„À la bonne heure!“ Erst unglücklich, dann stark: Neuzugang direkt im Fokus

Jahmai Simpson-Pusey in Heidenheim. (Foto: IMAGO / Sportfoto Rudel)
Jahmai Simpson-Pusey in Heidenheim. (Foto: IMAGO / Sportfoto Rudel)

Jahmai Simpson-Pusey hat am Samstag in Heidenheim sein Debüt für den 1. FC Köln gefeiert. Zunächst sah der 20-Jährige unglücklich aus, insgesamt machte er aber eine starke Partie. Das ist auch nötig, denn der ultimative Härtetest folgt am Mittwoch.

In der vierten Minute packte Jahmai Simpson-Pusey erstmals in der Bundesliga die Grätsche aus. Beim Vorwärtsverteidigen ging der neue Innenverteidiger des 1. FC Köln erstmals in den Infight und grätschte seinem Gegenspieler den Ball vom Fuß. Der 20-Jährige zeigte von Beginn an in Heidenheim keine großen Anpassungsprobleme und lieferte ein gutes Debüt ab.

„Das hat er ganz schnell sehr gut gemacht“, lobte Kapitän Marvin Schwäbe seinen Verteidiger. „Auf den Jungen können wir uns freuen. Man hat heute schon gesehen, dass er Lösungen am Ball hat, dass er sich was zutraut. Das war echt gut.“ Warme Worte in Heidenheims Kälte: Simpson-Pusey zeigte direkt, warum der FC ihn erst zu Beginn der Woche von Manchester City geholt hatte.
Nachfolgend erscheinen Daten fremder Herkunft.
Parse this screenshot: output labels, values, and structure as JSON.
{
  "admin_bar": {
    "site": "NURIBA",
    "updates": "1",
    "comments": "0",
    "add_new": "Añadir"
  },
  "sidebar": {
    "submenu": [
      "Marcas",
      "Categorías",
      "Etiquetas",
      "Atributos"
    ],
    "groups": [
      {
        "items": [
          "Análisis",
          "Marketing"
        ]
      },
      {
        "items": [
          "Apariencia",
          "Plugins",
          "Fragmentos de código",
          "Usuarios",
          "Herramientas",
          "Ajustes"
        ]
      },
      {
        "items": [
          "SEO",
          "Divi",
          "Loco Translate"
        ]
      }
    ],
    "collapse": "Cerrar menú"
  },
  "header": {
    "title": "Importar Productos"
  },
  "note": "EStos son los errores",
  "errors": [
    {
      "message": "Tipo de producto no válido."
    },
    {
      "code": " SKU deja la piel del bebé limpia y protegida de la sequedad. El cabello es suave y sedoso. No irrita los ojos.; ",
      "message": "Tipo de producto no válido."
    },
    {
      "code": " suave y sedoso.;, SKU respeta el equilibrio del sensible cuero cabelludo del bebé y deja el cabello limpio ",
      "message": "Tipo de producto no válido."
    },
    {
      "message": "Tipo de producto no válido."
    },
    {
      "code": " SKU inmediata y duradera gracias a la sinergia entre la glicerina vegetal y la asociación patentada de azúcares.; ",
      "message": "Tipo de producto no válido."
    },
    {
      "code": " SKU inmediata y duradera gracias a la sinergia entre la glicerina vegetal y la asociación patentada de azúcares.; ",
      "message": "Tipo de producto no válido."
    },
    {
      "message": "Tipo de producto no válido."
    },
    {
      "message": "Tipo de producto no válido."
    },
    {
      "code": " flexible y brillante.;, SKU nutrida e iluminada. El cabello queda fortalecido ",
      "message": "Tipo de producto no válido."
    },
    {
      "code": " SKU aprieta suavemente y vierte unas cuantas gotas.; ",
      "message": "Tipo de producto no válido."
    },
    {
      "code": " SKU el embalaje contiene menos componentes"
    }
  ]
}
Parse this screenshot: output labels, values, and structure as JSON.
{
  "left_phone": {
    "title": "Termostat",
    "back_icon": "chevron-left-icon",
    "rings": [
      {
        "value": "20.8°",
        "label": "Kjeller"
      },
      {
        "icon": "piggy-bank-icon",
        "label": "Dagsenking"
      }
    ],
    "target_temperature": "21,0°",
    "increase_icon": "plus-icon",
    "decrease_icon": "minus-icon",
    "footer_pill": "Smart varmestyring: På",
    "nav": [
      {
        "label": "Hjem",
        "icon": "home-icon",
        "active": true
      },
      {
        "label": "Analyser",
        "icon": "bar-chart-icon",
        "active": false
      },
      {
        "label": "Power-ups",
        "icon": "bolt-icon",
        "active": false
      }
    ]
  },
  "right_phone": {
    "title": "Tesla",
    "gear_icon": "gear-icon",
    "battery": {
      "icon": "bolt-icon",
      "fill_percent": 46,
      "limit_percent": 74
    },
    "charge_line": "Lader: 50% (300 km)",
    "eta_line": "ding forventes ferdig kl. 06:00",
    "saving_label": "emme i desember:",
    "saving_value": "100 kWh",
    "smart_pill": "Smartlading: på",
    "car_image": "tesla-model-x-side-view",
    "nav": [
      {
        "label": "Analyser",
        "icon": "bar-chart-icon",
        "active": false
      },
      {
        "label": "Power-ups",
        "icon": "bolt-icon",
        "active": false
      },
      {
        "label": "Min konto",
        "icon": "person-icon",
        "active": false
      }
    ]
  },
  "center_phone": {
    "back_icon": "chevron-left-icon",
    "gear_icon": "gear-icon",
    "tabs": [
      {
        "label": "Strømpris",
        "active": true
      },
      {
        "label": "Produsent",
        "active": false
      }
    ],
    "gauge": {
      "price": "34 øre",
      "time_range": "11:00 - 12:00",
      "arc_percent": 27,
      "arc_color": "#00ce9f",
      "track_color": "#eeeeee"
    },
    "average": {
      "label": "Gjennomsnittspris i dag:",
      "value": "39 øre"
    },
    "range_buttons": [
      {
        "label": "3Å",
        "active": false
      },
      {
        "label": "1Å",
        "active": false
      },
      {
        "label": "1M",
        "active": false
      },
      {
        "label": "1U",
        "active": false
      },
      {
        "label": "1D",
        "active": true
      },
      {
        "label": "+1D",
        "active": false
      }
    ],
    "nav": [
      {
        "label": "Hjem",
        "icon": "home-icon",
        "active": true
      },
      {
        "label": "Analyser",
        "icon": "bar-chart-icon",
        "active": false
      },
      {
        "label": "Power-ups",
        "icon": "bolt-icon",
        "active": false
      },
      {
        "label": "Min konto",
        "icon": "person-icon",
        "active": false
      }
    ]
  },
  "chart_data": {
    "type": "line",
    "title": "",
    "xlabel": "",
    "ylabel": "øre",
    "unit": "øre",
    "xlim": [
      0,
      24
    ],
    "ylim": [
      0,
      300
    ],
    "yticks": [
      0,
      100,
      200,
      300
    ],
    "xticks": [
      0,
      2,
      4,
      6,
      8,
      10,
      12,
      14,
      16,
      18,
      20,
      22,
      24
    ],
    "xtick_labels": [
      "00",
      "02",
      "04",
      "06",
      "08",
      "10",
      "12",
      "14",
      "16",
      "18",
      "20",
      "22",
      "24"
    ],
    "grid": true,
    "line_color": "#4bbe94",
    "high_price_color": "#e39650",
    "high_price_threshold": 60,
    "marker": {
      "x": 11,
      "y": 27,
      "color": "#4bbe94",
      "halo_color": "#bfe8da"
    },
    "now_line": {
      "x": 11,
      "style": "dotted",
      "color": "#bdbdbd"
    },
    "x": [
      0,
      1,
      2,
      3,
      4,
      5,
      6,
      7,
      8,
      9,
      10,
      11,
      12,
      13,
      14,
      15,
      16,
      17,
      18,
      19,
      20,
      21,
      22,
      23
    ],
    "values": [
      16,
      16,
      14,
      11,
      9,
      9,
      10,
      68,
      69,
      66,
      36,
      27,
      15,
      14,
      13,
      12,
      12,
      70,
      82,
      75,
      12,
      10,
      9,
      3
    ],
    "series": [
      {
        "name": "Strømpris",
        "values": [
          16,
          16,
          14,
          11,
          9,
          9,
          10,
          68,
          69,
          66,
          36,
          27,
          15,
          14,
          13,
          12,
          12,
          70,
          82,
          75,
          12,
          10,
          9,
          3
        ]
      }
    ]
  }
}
Mitspieler-Lob: „Kann uns echt weiterhelfen“

Dabei war nicht geplant gewesen, dass Simpson-Pusey direkt in der Startelf stehen würde. Doch Trainer Lukas Kwasniok blieb kaum etwas anderes übrig. Nach der Verletzung von Dominique Heintz hätte die Alternative nur noch Cenk Özkacar geheißen – und der Türke konnte Kwasniok auch im Trainingslager wieder nicht überzeugen. So spielte der Engländer als Rechtsfuß auf der linken Position der Dreierkette.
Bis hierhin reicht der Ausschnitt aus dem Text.